The airport carried out a consultation on the changes to its initial proposal between May and June, with 89 per cent of the 1,167 participating in opposition to the flight path.

Airport chiefs say the route will allow the airport to be more flexible with flights while building increased capacity for future growth.

Gordon Dewar, chief executive of Edinburgh Airport, said: “Vast growth at the airport, as well as the change in technology, means we need to modernise our airspace to meet current and future demand and it is a process many airports are looking at.

“Our approach at Edinburgh Airport must be one that is balanced between the needs of the airport and the economy and customers we serve as well as those of our neighbouring communities. We believe our proposals do that.

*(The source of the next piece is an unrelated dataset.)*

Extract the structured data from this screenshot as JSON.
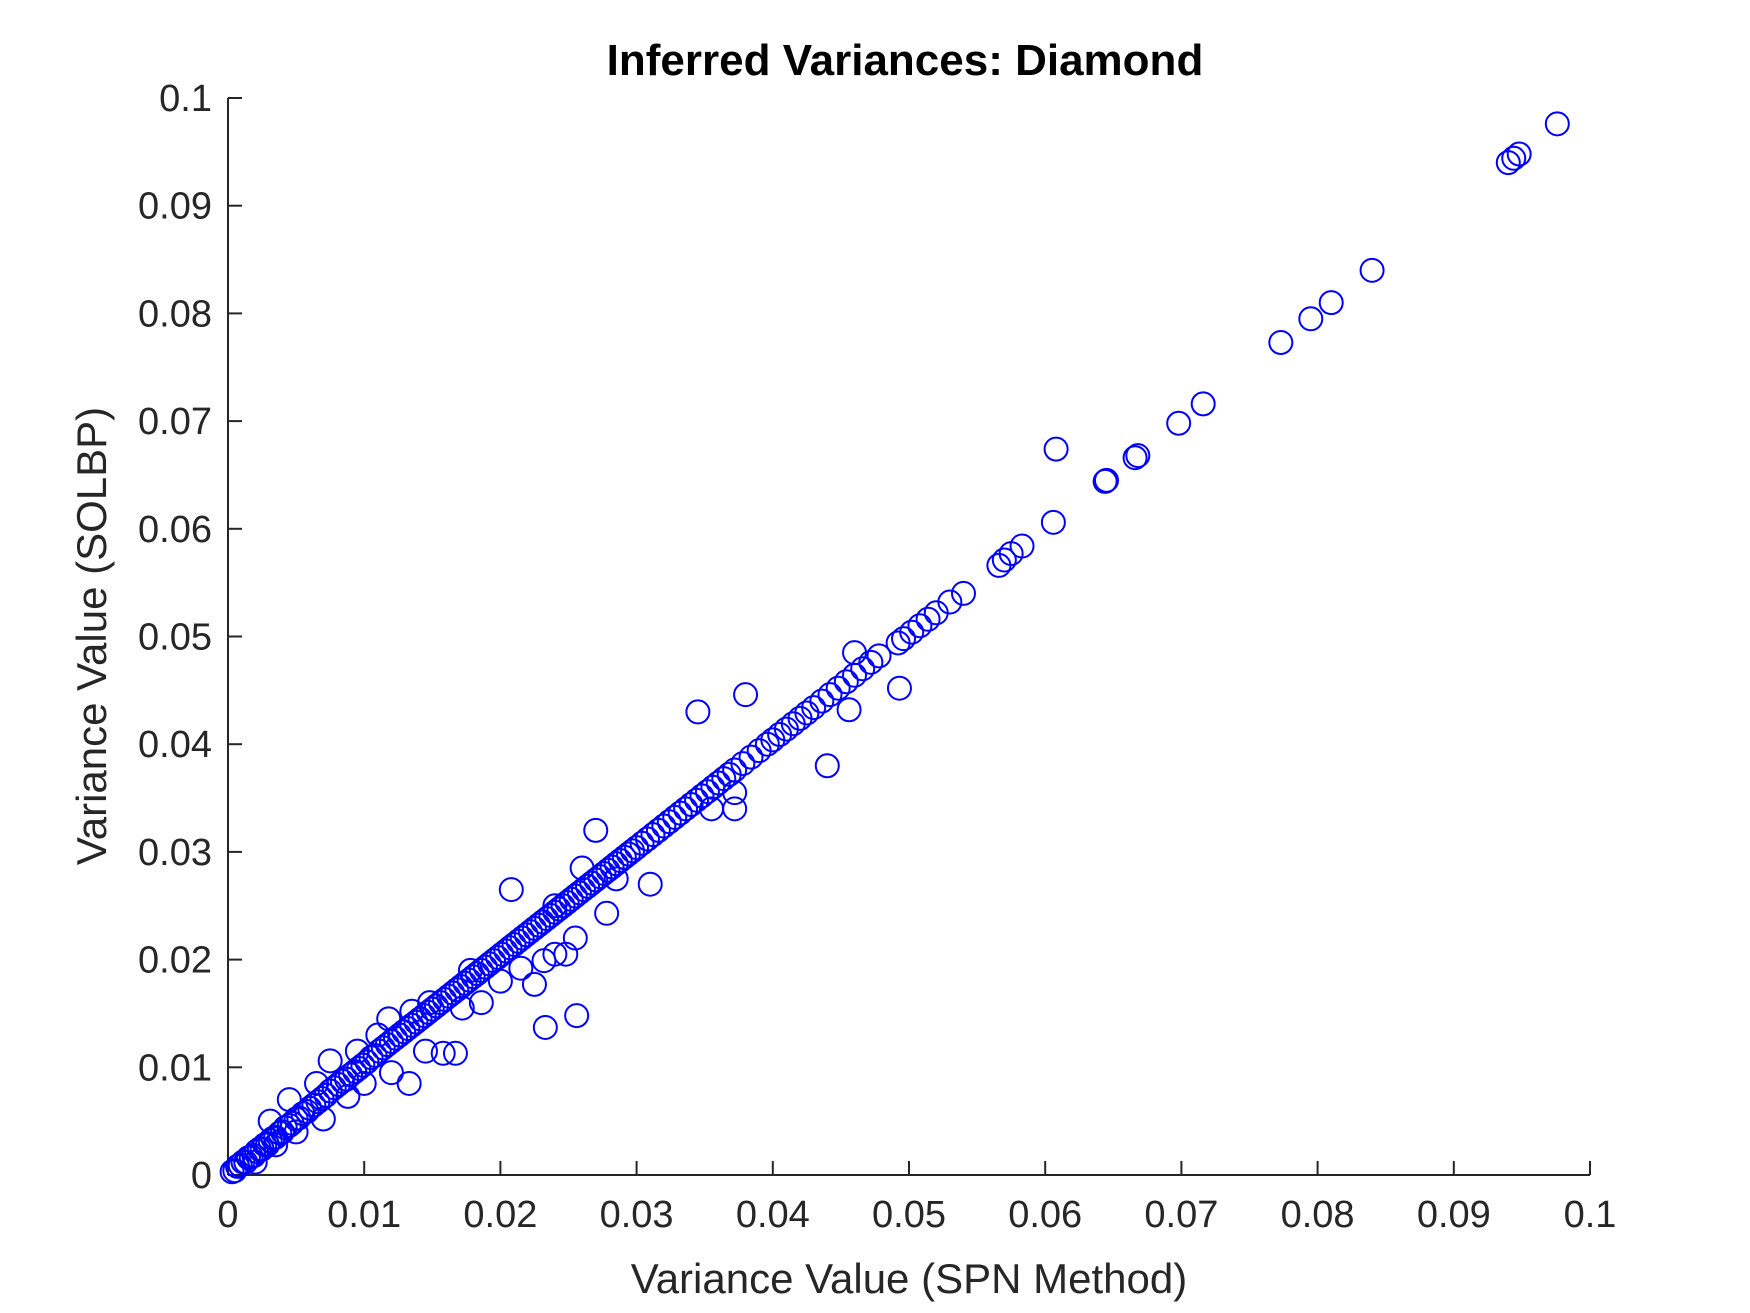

“Although there was no requirement to consult, we wanted to go back to our communities to listen to their valued feedback and understand their concerns. They were part of a wider conversation with our airlines and other partners, who all have an interest in this process and our proposals take into account all of that dialogue.” Campaigners argue airport bosses have failed to consider other viable flight path alternatives, as well as the impact the new route will have on the environment and residents’ wellbeing.

Helena Paul, from Edinburgh Airport Watch, has urged the CAA to reject the new proposals, insisting the airport needs to scrap the plans and start again.

She said: “The airport needs to engage meaningfully with communities.

“Eighty-nine per cent opposition to a flight path indicates very serious and reasonable community concern, which the airport would be wise to heed.

“The airport’s three flawed consultation processes have been comprehensively rejected by the people who will bear the brunt of changes to flight paths.”

“Alternatives have been suggested, particularly a right- turn on departure off the end of the runway towards Cramond to use the wider part of the Forth to gain height before flying over people’s homes.”